Limitations and risks
- Performance can degrade on unseen generators, image transformations, recompression, resizing, screenshots, or distributions unlike the benchmarks.
- A probability score is not proof that an image is synthetic or authentic.
- The model does not reliably identify the generator or provenance of an image.
- Thresholds are not calibrated for every domain or class prevalence.
- The released checkpoint retains an unused third classifier logit from the research implementation. It must not be interpreted as a third semantic class.
- The CLIP backbone may carry biases inherited from large-scale web data.
- Face-related benchmarks may not represent all demographic groups equally.

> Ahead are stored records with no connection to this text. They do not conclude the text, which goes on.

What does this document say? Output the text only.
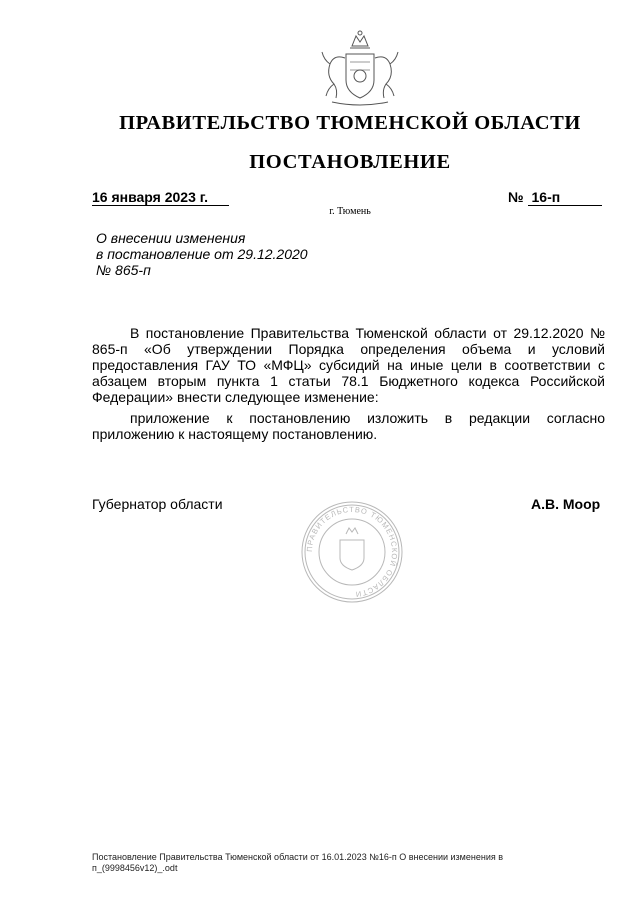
ПРАВИТЕЛЬСТВО ТЮМЕНСКОЙ ОБЛАСТИ
ПОСТАНОВЛЕНИЕ
16 января 2023 г.	№ 16-п
г. Тюмень
О внесении изменения
в постановление от 29.12.2020
№ 865-п

В постановление Правительства Тюменской области от 29.12.2020 № 865-п «Об утверждении Порядка определения объема и условий предоставления ГАУ ТО «МФЦ» субсидий на иные цели в соответствии с абзацем вторым пункта 1 статьи 78.1 Бюджетного кодекса Российской Федерации» внести следующее изменение:

приложение к постановлению изложить в редакции согласно приложению к настоящему постановлению.

Губернатор области	А.В. Моор
ПРАВИТЕЛЬСТВО ТЮМЕНСКОЙ ОБЛАСТИ
Постановление Правительства Тюменской области от 16.01.2023 №16-п О внесении изменения в
п_(9998456v12)_.odt
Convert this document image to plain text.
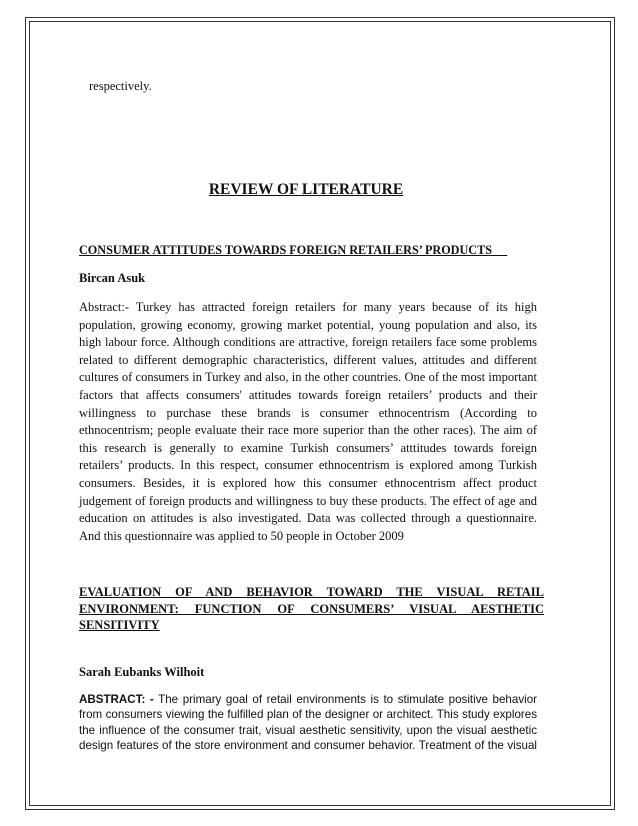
respectively.
REVIEW OF LITERATURE
CONSUMER ATTITUDES TOWARDS FOREIGN RETAILERS’ PRODUCTS
Bircan Asuk
Abstract:- Turkey has attracted foreign retailers for many years because of its high
population, growing economy, growing market potential, young population and also, its
high labour force. Although conditions are attractive, foreign retailers face some problems
related to different demographic characteristics, different values, attitudes and different
cultures of consumers in Turkey and also, in the other countries. One of the most important
factors that affects consumers' attitudes towards foreign retailers’ products and their
willingness to purchase these brands is consumer ethnocentrism (According to
ethnocentrism; people evaluate their race more superior than the other races). The aim of
this research is generally to examine Turkish consumers’ atttitudes towards foreign
retailers’ products. In this respect, consumer ethnocentrism is explored among Turkish
consumers. Besides, it is explored how this consumer ethnocentrism affect product
judgement of foreign products and willingness to buy these products. The effect of age and
education on attitudes is also investigated. Data was collected through a questionnaire.
And this questionnaire was applied to 50 people in October 2009
EVALUATION OF AND BEHAVIOR TOWARD THE VISUAL RETAIL
ENVIRONMENT: FUNCTION OF CONSUMERS’ VISUAL AESTHETIC
SENSITIVITY
Sarah Eubanks Wilhoit
ABSTRACT: - The primary goal of retail environments is to stimulate positive behavior
from consumers viewing the fulfilled plan of the designer or architect. This study explores
the influence of the consumer trait, visual aesthetic sensitivity, upon the visual aesthetic
design features of the store environment and consumer behavior. Treatment of the visual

- False positives can harm creators and false negatives can miss manipulated content; human review and independent evidence are required for consequential decisions.
- The PyTorch
.pthformat uses serialization. Load checkpoints only from a trusted source and verify the published SHA-256 checksum. - Commercial, surveillance, biometric, or high-stakes deployment has not been validated and is outside the intended scope of this release.
License
LEGO-specific code, documentation, and released parameters are made available
for non-commercial research under CC BY-NC 4.0, subject to the rights of
third-party components. The release does not grant rights to the CLIP base
model or datasets beyond the terms supplied by their respective owners. See
LICENSE and THIRD_PARTY_NOTICES.md before redistribution or deployment.